During September 23–October 31, 2014, for every 1% of patients placed into ETUs, an estimated 112 cases would have been averted (Table 2). Similarly, for every 1% of patients placed into CCCs or equivalent settings with reduced risk for transmission, an estimated 128 cases would have been averted. For every 1% increase in patients placed into ETUs or CCCs or equivalent settings, an estimated 165 cases would have been averted (Table 2).
Also calculated were the numbers of days required in each scenario for the number of cases to double (doubling time). For the study period, under scenario 1 (no ETUs operating) and scenario 2 (no CCCs or equivalent settings), cases doubled in 23 and 20 days, respectively. Under scenario 3 (neither ETUs nor CCCs operating), cases doubled in 18 days.
During September 23–October 31, 2014, placing Ebola patients into ETUs or CCCs or equivalent settings with reduced transmission risk prevented an estimated 9,097 cases of Ebola in Liberia. The findings in this report support those from an earlier report on Lofa County, Liberia, that found ETUs played a major role in reducing the number of cases in October (5).

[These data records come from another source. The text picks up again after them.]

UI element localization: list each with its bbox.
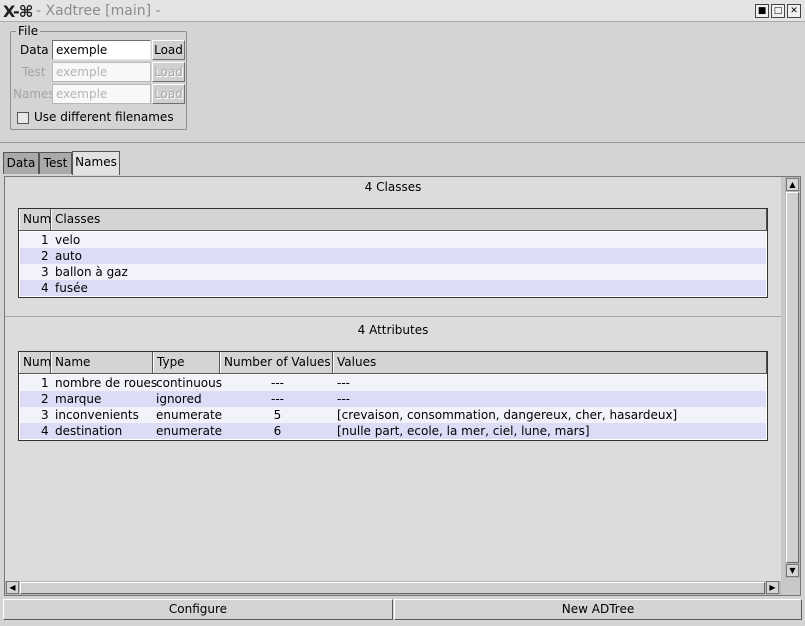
table-row[interactable]: 4 fusée <box>20 280 766 296</box>
test-label: Test <box>22 65 46 79</box>
cell-values: --- <box>337 376 350 390</box>
cell-number-of-values: 6 <box>273 424 282 438</box>
test-file-field[interactable]: exemple <box>52 62 151 82</box>
attributes-table: Num Name Type Number of Values Values 1 … <box>18 351 768 441</box>
names-load-button[interactable]: Load <box>152 84 185 104</box>
data-load-button[interactable]: Load <box>152 40 185 60</box>
classes-title: 4 Classes <box>364 180 422 194</box>
cell-num: 2 <box>41 392 49 406</box>
cell-class: velo <box>55 233 81 247</box>
close-button[interactable]: ✕ <box>787 4 801 18</box>
column-header-num[interactable]: Num <box>19 352 51 373</box>
column-header-number-of-values[interactable]: Number of Values <box>220 352 333 373</box>
cell-values: [nulle part, ecole, la mer, ciel, lune, … <box>337 424 590 438</box>
names-label: Names <box>13 87 55 101</box>
cell-num: 4 <box>41 424 49 438</box>
cell-class: ballon à gaz <box>55 265 128 279</box>
table-row[interactable]: 2 marque ignored --- --- <box>20 391 766 407</box>
scroll-down-icon[interactable]: ▼ <box>786 564 799 577</box>
vertical-scroll-thumb[interactable] <box>786 192 799 563</box>
test-load-button[interactable]: Load <box>152 62 185 82</box>
cell-values: [crevaison, consommation, dangereux, che… <box>337 408 678 422</box>
cell-type: enumerate <box>156 424 223 438</box>
scroll-left-icon[interactable]: ◀ <box>6 581 19 594</box>
data-file-field[interactable]: exemple <box>52 40 151 60</box>
different-filenames-checkbox[interactable] <box>17 112 29 124</box>
new-adtree-button[interactable]: New ADTree <box>394 599 802 620</box>
cell-name: destination <box>55 424 123 438</box>
table-row[interactable]: 1 velo <box>20 232 766 248</box>
classes-table: Num Classes 1 velo 2 auto 3 ballon à gaz… <box>18 208 768 298</box>
window-title: - Xadtree [main] - <box>36 3 161 19</box>
horizontal-scrollbar[interactable]: ◀ ▶ <box>5 581 781 595</box>
cell-num: 2 <box>41 249 49 263</box>
maximize-button[interactable]: □ <box>771 4 785 18</box>
cell-name: nombre de roues <box>55 376 158 390</box>
cell-num: 3 <box>41 265 49 279</box>
cell-number-of-values: 5 <box>273 408 282 422</box>
configure-button[interactable]: Configure <box>3 599 393 620</box>
column-header-values[interactable]: Values <box>333 352 767 373</box>
scroll-up-icon[interactable]: ▲ <box>786 178 799 191</box>
attributes-title: 4 Attributes <box>357 323 429 337</box>
cell-num: 1 <box>41 376 49 390</box>
cell-class: auto <box>55 249 83 263</box>
different-filenames-label: Use different filenames <box>34 110 174 124</box>
cell-name: marque <box>55 392 102 406</box>
separator <box>0 142 805 143</box>
cell-values: --- <box>337 392 350 406</box>
cell-num: 4 <box>41 281 49 295</box>
cell-class: fusée <box>55 281 88 295</box>
tab-names[interactable]: Names <box>72 151 120 175</box>
cell-num: 3 <box>41 408 49 422</box>
cell-type: ignored <box>156 392 202 406</box>
column-header-name[interactable]: Name <box>51 352 153 373</box>
table-row[interactable]: 1 nombre de roues continuous --- --- <box>20 375 766 391</box>
attributes-header: Num Name Type Number of Values Values <box>19 352 767 374</box>
table-row[interactable]: 3 ballon à gaz <box>20 264 766 280</box>
tab-test[interactable]: Test <box>39 152 72 174</box>
data-label: Data <box>20 43 49 57</box>
cell-num: 1 <box>41 233 49 247</box>
horizontal-scroll-thumb[interactable] <box>20 582 765 594</box>
column-header-num[interactable]: Num <box>19 209 51 230</box>
scroll-right-icon[interactable]: ▶ <box>766 581 779 594</box>
names-file-field[interactable]: exemple <box>52 84 151 104</box>
table-row[interactable]: 4 destination enumerate 6 [nulle part, e… <box>20 423 766 439</box>
x-logo-icon: X-⌘ <box>3 2 33 21</box>
cell-name: inconvenients <box>55 408 139 422</box>
tab-data[interactable]: Data <box>3 152 39 174</box>
column-header-type[interactable]: Type <box>153 352 220 373</box>
section-divider <box>5 316 781 317</box>
file-group-legend: File <box>16 24 41 38</box>
cell-type: enumerate <box>156 408 223 422</box>
table-row[interactable]: 3 inconvenients enumerate 5 [crevaison, … <box>20 407 766 423</box>
cell-number-of-values: --- <box>271 376 284 390</box>
classes-header: Num Classes <box>19 209 767 231</box>
minimize-button[interactable]: ■ <box>755 4 769 18</box>
cell-type: continuous <box>156 376 222 390</box>
column-header-classes[interactable]: Classes <box>51 209 767 230</box>
table-row[interactable]: 2 auto <box>20 248 766 264</box>
title-bar: X-⌘ - Xadtree [main] - ■ □ ✕ <box>0 0 805 22</box>
vertical-scrollbar[interactable]: ▲ ▼ <box>785 177 800 578</box>
cell-number-of-values: --- <box>271 392 284 406</box>
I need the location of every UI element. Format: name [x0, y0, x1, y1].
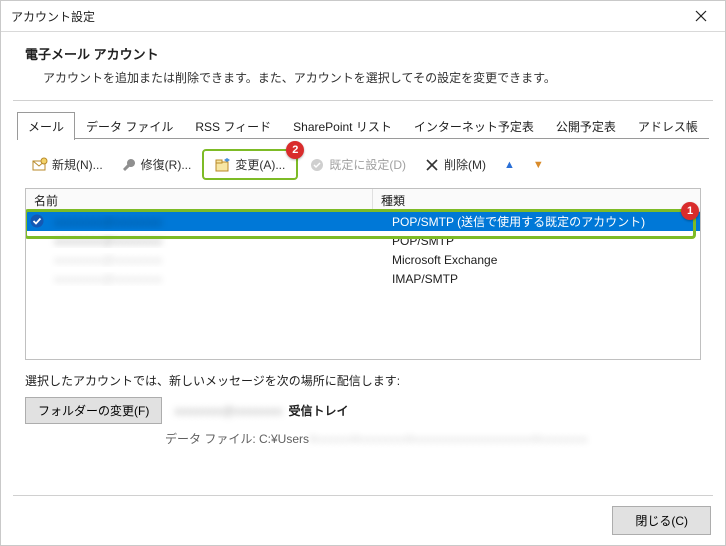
account-name: xxxxxxxx@xxxxxxxx — [54, 272, 162, 286]
delivery-target: xxxxxxxx@xxxxxxxx 受信トレイ — [174, 402, 701, 419]
account-name: xxxxxxxx@xxxxxxxx — [54, 215, 162, 229]
account-row[interactable]: xxxxxxxx@xxxxxxxx POP/SMTP — [26, 231, 700, 250]
tab-label: 公開予定表 — [556, 120, 616, 134]
path-rest: ¥xxxxxx¥xxxxxxxx¥xxxxxxxxxxxxxxxxxxxx¥xx… — [309, 432, 588, 446]
default-check-icon — [29, 213, 45, 229]
button-label: 変更(A)... — [235, 156, 285, 173]
tab-mail[interactable]: メール — [17, 112, 75, 140]
header-description: アカウントを追加または削除できます。また、アカウントを選択してその設定を変更でき… — [25, 69, 701, 86]
list-rows: xxxxxxxx@xxxxxxxx POP/SMTP (送信で使用する既定のアカ… — [26, 212, 700, 288]
set-default-button[interactable]: 既定に設定(D) — [302, 152, 413, 177]
account-row[interactable]: xxxxxxxx@xxxxxxxx POP/SMTP (送信で使用する既定のアカ… — [26, 212, 700, 231]
change-folder-icon — [215, 157, 231, 173]
toolbar: 新規(N)... 修復(R)... 変更(A)... 2 既定に設定(D) — [1, 139, 725, 188]
button-label: 削除(M) — [444, 156, 486, 173]
account-type: IMAP/SMTP — [384, 272, 700, 286]
tab-label: SharePoint リスト — [293, 120, 392, 134]
titlebar: アカウント設定 — [1, 1, 725, 32]
path-prefix: データ ファイル: C:¥Users — [165, 432, 309, 446]
tab-data-files[interactable]: データ ファイル — [75, 112, 184, 140]
tabstrip: メール データ ファイル RSS フィード SharePoint リスト インタ… — [1, 101, 725, 139]
account-type: POP/SMTP (送信で使用する既定のアカウント) — [384, 213, 700, 230]
delivery-path: データ ファイル: C:¥Users¥xxxxxx¥xxxxxxxx¥xxxxx… — [25, 424, 701, 447]
tab-published-calendar[interactable]: 公開予定表 — [545, 112, 627, 140]
new-account-button[interactable]: 新規(N)... — [25, 152, 110, 177]
account-row[interactable]: xxxxxxxx@xxxxxxxx IMAP/SMTP — [26, 269, 700, 288]
account-name: xxxxxxxx@xxxxxxxx — [54, 234, 162, 248]
move-down-button[interactable]: ▼ — [526, 155, 551, 175]
change-folder-button[interactable]: フォルダーの変更(F) — [25, 397, 162, 424]
annotation-change-highlight: 変更(A)... 2 — [202, 149, 298, 180]
change-account-button[interactable]: 変更(A)... — [208, 152, 292, 177]
new-mail-icon — [32, 157, 48, 173]
close-icon — [695, 10, 707, 22]
tab-label: データ ファイル — [86, 120, 173, 134]
tab-sharepoint[interactable]: SharePoint リスト — [282, 112, 403, 140]
header: 電子メール アカウント アカウントを追加または削除できます。また、アカウントを選… — [1, 32, 725, 96]
delivery-label: 選択したアカウントでは、新しいメッセージを次の場所に配信します: — [25, 372, 701, 389]
account-type: POP/SMTP — [384, 234, 700, 248]
repair-account-button[interactable]: 修復(R)... — [114, 152, 199, 177]
button-label: 既定に設定(D) — [329, 156, 406, 173]
close-button[interactable]: 閉じる(C) — [612, 506, 711, 535]
arrow-up-icon: ▲ — [504, 159, 515, 171]
account-row[interactable]: xxxxxxxx@xxxxxxxx Microsoft Exchange — [26, 250, 700, 269]
tab-internet-calendar[interactable]: インターネット予定表 — [403, 112, 545, 140]
list-header: 名前 種類 — [26, 189, 700, 212]
account-type: Microsoft Exchange — [384, 253, 700, 267]
tab-label: インターネット予定表 — [414, 120, 534, 134]
wrench-icon — [121, 157, 137, 173]
window-close-button[interactable] — [681, 2, 721, 30]
header-title: 電子メール アカウント — [25, 44, 701, 63]
account-settings-dialog: アカウント設定 電子メール アカウント アカウントを追加または削除できます。また… — [0, 0, 726, 546]
button-label: 新規(N)... — [52, 156, 103, 173]
button-label: 修復(R)... — [141, 156, 192, 173]
arrow-down-icon: ▼ — [533, 159, 544, 171]
account-name: xxxxxxxx@xxxxxxxx — [54, 253, 162, 267]
check-circle-icon — [309, 157, 325, 173]
tab-address-book[interactable]: アドレス帳 — [627, 112, 709, 140]
tab-label: メール — [28, 120, 64, 134]
inbox-label: 受信トレイ — [289, 402, 349, 419]
window-title: アカウント設定 — [11, 8, 95, 25]
column-name[interactable]: 名前 — [26, 189, 373, 211]
delivery-account: xxxxxxxx@xxxxxxxx — [174, 404, 282, 418]
delivery-location-section: 選択したアカウントでは、新しいメッセージを次の場所に配信します: フォルダーの変… — [1, 360, 725, 447]
tab-label: RSS フィード — [195, 120, 271, 134]
delete-x-icon — [424, 157, 440, 173]
footer: 閉じる(C) — [1, 496, 725, 545]
move-up-button[interactable]: ▲ — [497, 155, 522, 175]
delete-account-button[interactable]: 削除(M) — [417, 152, 493, 177]
column-type[interactable]: 種類 — [373, 189, 700, 211]
tab-label: アドレス帳 — [638, 120, 698, 134]
tab-rss[interactable]: RSS フィード — [184, 112, 282, 140]
account-list: 名前 種類 xxxxxxxx@xxxxxxxx POP/SMTP (送信で使用す… — [25, 188, 701, 360]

Of note is the finding that scenario 3 (combined effect of ETUs and CCCs) resulted in more cases averted than the sum of the estimated cases averted from scenario 1 (patients in ETUs) and scenario 2 (patients in CCCs and equivalent community settings). This apparent synergistic effect from having both ETUs and CCCs operating in a community during an Ebola epidemic might have resulted from the alteration of the doubling time.

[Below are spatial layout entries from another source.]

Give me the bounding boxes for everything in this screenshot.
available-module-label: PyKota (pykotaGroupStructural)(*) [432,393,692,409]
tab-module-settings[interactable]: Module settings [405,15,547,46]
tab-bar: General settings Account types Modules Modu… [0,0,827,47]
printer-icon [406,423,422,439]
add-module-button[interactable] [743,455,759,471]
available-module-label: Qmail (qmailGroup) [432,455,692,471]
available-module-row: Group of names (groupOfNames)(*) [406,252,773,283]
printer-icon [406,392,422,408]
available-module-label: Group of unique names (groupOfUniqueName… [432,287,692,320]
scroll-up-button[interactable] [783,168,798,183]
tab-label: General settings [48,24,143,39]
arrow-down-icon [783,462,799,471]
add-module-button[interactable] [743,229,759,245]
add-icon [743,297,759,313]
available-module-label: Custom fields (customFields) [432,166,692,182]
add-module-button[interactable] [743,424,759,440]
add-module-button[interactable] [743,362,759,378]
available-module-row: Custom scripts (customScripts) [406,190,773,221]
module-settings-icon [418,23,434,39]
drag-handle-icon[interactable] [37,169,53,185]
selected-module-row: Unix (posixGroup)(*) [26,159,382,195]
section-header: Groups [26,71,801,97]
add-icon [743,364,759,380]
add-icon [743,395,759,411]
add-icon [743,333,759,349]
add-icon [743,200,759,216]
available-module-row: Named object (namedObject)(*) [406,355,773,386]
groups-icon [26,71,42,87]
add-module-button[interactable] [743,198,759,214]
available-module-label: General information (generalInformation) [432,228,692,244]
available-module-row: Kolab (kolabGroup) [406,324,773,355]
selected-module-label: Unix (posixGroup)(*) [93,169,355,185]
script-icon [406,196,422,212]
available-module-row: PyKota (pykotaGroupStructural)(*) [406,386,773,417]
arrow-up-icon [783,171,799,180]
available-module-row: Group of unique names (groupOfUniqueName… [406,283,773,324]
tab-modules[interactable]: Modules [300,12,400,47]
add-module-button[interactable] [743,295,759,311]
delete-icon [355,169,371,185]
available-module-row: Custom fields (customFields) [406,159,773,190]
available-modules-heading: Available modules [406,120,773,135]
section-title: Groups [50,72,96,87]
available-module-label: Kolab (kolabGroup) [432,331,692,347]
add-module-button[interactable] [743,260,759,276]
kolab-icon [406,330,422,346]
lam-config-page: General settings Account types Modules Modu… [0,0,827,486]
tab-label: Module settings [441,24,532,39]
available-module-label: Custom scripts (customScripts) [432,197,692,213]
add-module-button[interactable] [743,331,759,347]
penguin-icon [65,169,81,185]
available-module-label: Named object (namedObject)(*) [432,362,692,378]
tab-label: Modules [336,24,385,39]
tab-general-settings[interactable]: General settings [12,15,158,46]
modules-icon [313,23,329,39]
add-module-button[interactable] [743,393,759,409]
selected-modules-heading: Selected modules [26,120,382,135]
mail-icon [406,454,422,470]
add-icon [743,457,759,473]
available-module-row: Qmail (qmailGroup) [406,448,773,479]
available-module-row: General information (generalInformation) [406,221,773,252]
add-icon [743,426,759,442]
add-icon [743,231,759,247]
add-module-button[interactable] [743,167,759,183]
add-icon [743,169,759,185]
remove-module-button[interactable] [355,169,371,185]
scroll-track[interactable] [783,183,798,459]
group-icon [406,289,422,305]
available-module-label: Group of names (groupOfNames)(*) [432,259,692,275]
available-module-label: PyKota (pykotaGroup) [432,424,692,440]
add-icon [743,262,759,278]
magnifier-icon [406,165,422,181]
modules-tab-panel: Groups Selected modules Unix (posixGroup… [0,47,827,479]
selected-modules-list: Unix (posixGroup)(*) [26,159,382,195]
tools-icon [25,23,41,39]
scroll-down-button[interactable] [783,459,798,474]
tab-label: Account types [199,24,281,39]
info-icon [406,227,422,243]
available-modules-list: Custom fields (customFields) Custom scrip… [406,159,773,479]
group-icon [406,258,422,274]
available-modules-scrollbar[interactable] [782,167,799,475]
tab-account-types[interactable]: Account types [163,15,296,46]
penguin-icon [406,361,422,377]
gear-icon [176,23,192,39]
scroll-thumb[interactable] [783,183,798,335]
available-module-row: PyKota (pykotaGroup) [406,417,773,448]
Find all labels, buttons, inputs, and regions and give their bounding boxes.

The findings in this report are subject to at least two limitations. First, the findings are limited by the previously described limitations associated with using the EbolaResponse model (3). Second, the study is limited by the implicit assumption of a constant relationship (i.e., linear correlation) between patients in ETUs or CCCs and cases averted. In reality, such relationships most likely vary with changes in the number of total cases and the number of patients in ETUs or CCCs. Thus, caution should be exercised when using these results to estimate the potential impact of ETUs and CCCs in other settings.

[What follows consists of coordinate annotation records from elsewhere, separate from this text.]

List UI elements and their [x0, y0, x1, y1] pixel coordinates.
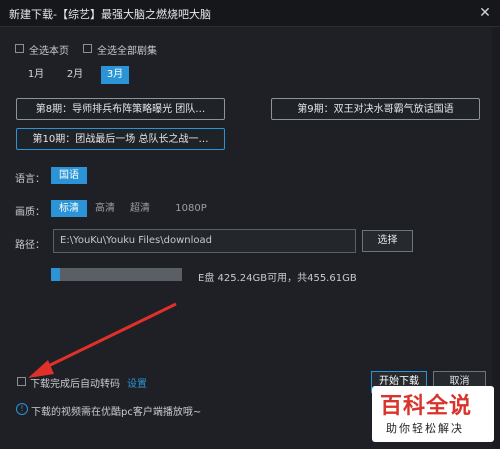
quality-option-shd[interactable]: 超清 [124, 200, 156, 217]
quality-option-1080p[interactable]: 1080P [158, 200, 224, 217]
episode-button-9[interactable]: 第9期：双王对决水哥霸气放话国语 [271, 98, 480, 120]
settings-link[interactable]: 设置 [127, 375, 147, 390]
quality-option-sd[interactable]: 标清 [51, 200, 87, 217]
watermark-title: 百科全说 [380, 394, 473, 419]
tab-month-1[interactable]: 1月 [22, 66, 50, 84]
auto-transcode-checkbox[interactable] [17, 377, 26, 386]
select-all-checkbox[interactable] [83, 44, 92, 53]
path-input[interactable]: E:\YouKu\Youku Files\download [53, 229, 356, 253]
close-icon[interactable]: ✕ [476, 4, 494, 22]
language-label: 语言： [15, 174, 45, 185]
language-option-mandarin[interactable]: 国语 [51, 167, 87, 184]
download-dialog: 新建下载-【综艺】最强大脑之燃烧吧大脑 ✕ 全选本页 全选全部剧集 1月 2月 … [0, 0, 500, 449]
watermark-logo: 百科全说 助你轻松解决 [372, 386, 494, 442]
quality-option-hd[interactable]: 高清 [89, 200, 121, 217]
info-icon: ! [16, 403, 28, 415]
episode-button-8[interactable]: 第8期：导师排兵布阵策略曝光 团队… [16, 98, 225, 120]
tab-month-3[interactable]: 3月 [101, 66, 129, 84]
disk-usage-fill [51, 268, 60, 281]
tab-month-2[interactable]: 2月 [61, 66, 89, 84]
window-title: 新建下载-【综艺】最强大脑之燃烧吧大脑 [9, 8, 211, 21]
disk-usage-bar [51, 268, 182, 281]
select-page-checkbox[interactable] [15, 44, 24, 53]
path-label: 路径： [15, 240, 45, 251]
notice-text: 下载的视频需在优酷pc客户端播放哦~ [31, 407, 202, 418]
quality-label: 画质： [15, 207, 45, 218]
auto-transcode-label: 下载完成后自动转码 [30, 379, 120, 390]
select-all-label: 全选全部剧集 [97, 46, 157, 57]
scrollbar[interactable] [492, 27, 500, 449]
watermark-subtitle: 助你轻松解决 [386, 422, 464, 435]
title-bar: 新建下载-【综艺】最强大脑之燃烧吧大脑 ✕ [0, 0, 500, 27]
episode-button-10[interactable]: 第10期：团战最后一场 总队长之战一… [16, 128, 225, 150]
choose-path-button[interactable]: 选择 [362, 230, 413, 252]
disk-space-text: E盘 425.24GB可用，共455.61GB [198, 273, 357, 284]
select-page-label: 全选本页 [29, 46, 69, 57]
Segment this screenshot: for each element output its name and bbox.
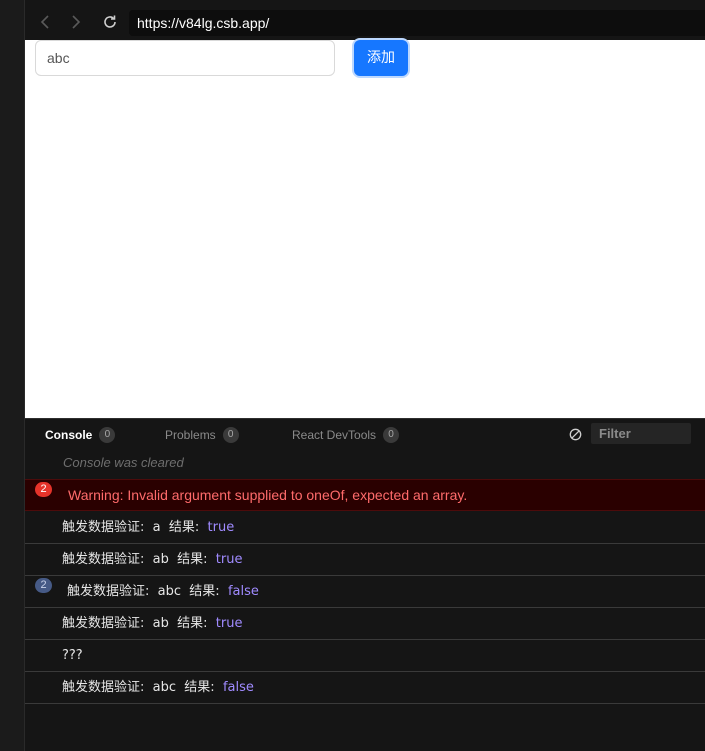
log-result-value: false xyxy=(227,584,259,599)
count-badge: 0 xyxy=(383,427,400,443)
log-row: ??? xyxy=(25,640,705,672)
log-input: ab xyxy=(152,552,169,567)
log-result-label: 结果: xyxy=(177,616,208,631)
log-row: 触发数据验证: abc 结果: false xyxy=(25,672,705,704)
filter-input[interactable]: Filter xyxy=(591,423,691,444)
text-input[interactable] xyxy=(35,40,335,76)
tab-console[interactable]: Console 0 xyxy=(45,427,116,443)
console-tabs: Console 0 Problems 0 React DevTools 0 Fi… xyxy=(25,419,705,451)
log-result-value: true xyxy=(215,552,243,567)
tab-problems[interactable]: Problems 0 xyxy=(165,427,239,443)
left-sidebar-strip xyxy=(0,0,25,751)
log-result-value: true xyxy=(207,520,235,535)
log-result-label: 结果: xyxy=(168,520,200,535)
log-input: abc xyxy=(157,584,182,599)
reload-icon xyxy=(104,15,116,28)
log-label: 触发数据验证: xyxy=(62,680,145,695)
url-bar[interactable]: https://v84lg.csb.app/ xyxy=(129,10,705,36)
log-row: 2 触发数据验证: abc 结果: false xyxy=(25,576,705,608)
log-row: 触发数据验证: a 结果: true xyxy=(25,512,705,544)
tab-label: React DevTools xyxy=(292,428,377,442)
chevron-right-icon xyxy=(72,15,81,29)
add-button[interactable]: 添加 xyxy=(354,40,408,76)
reload-button[interactable] xyxy=(99,11,121,33)
log-result-value: false xyxy=(222,680,254,695)
log-label: 触发数据验证: xyxy=(67,584,150,599)
log-result-label: 结果: xyxy=(189,584,220,599)
log-text: ??? xyxy=(62,648,83,663)
log-label: 触发数据验证: xyxy=(62,552,145,567)
console-cleared-message: Console was cleared xyxy=(63,455,184,470)
log-input: ab xyxy=(152,616,169,631)
back-button[interactable] xyxy=(34,11,56,33)
log-result-value: true xyxy=(215,616,243,631)
log-label: 触发数据验证: xyxy=(62,616,145,631)
console-panel: Console 0 Problems 0 React DevTools 0 Fi… xyxy=(25,418,705,751)
warning-row: 2 Warning: Invalid argument supplied to … xyxy=(25,479,705,511)
clear-console-icon[interactable] xyxy=(569,428,582,441)
count-badge: 0 xyxy=(222,427,239,443)
log-row: 触发数据验证: ab 结果: true xyxy=(25,544,705,576)
chevron-left-icon xyxy=(40,15,49,29)
count-badge: 0 xyxy=(99,427,116,443)
log-result-label: 结果: xyxy=(177,552,208,567)
browser-toolbar: https://v84lg.csb.app/ xyxy=(25,0,705,40)
repeat-count-badge: 2 xyxy=(35,482,52,497)
log-label: 触发数据验证: xyxy=(62,520,145,535)
tab-label: Problems xyxy=(165,428,216,442)
log-input: abc xyxy=(152,680,177,695)
tab-label: Console xyxy=(45,428,93,442)
tab-react-devtools[interactable]: React DevTools 0 xyxy=(292,427,400,443)
log-input: a xyxy=(152,520,161,535)
preview-pane: 添加 xyxy=(25,40,705,418)
warning-text: Warning: Invalid argument supplied to on… xyxy=(68,487,468,503)
repeat-count-badge: 2 xyxy=(35,578,52,593)
log-result-label: 结果: xyxy=(184,680,215,695)
forward-button[interactable] xyxy=(65,11,87,33)
log-row: 触发数据验证: ab 结果: true xyxy=(25,608,705,640)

The results of this study demonstrate the importance of effective isolation of Ebola patients in ETUs and CCCs in controlling an Ebola outbreak. At the peak of an Ebola outbreak in a community, there might be insufficient ETU capacity to accommodate all Ebola patients (4). Under such circumstances, provision of CCCs and community-based programs that encourage safe burials and reduced contact with Ebola patients should be established at least as interim measures until adequate treatment capacity is available. These data indicate that the rapid initiation of a multifaceted response to a large Ebola outbreak in Liberia was warranted.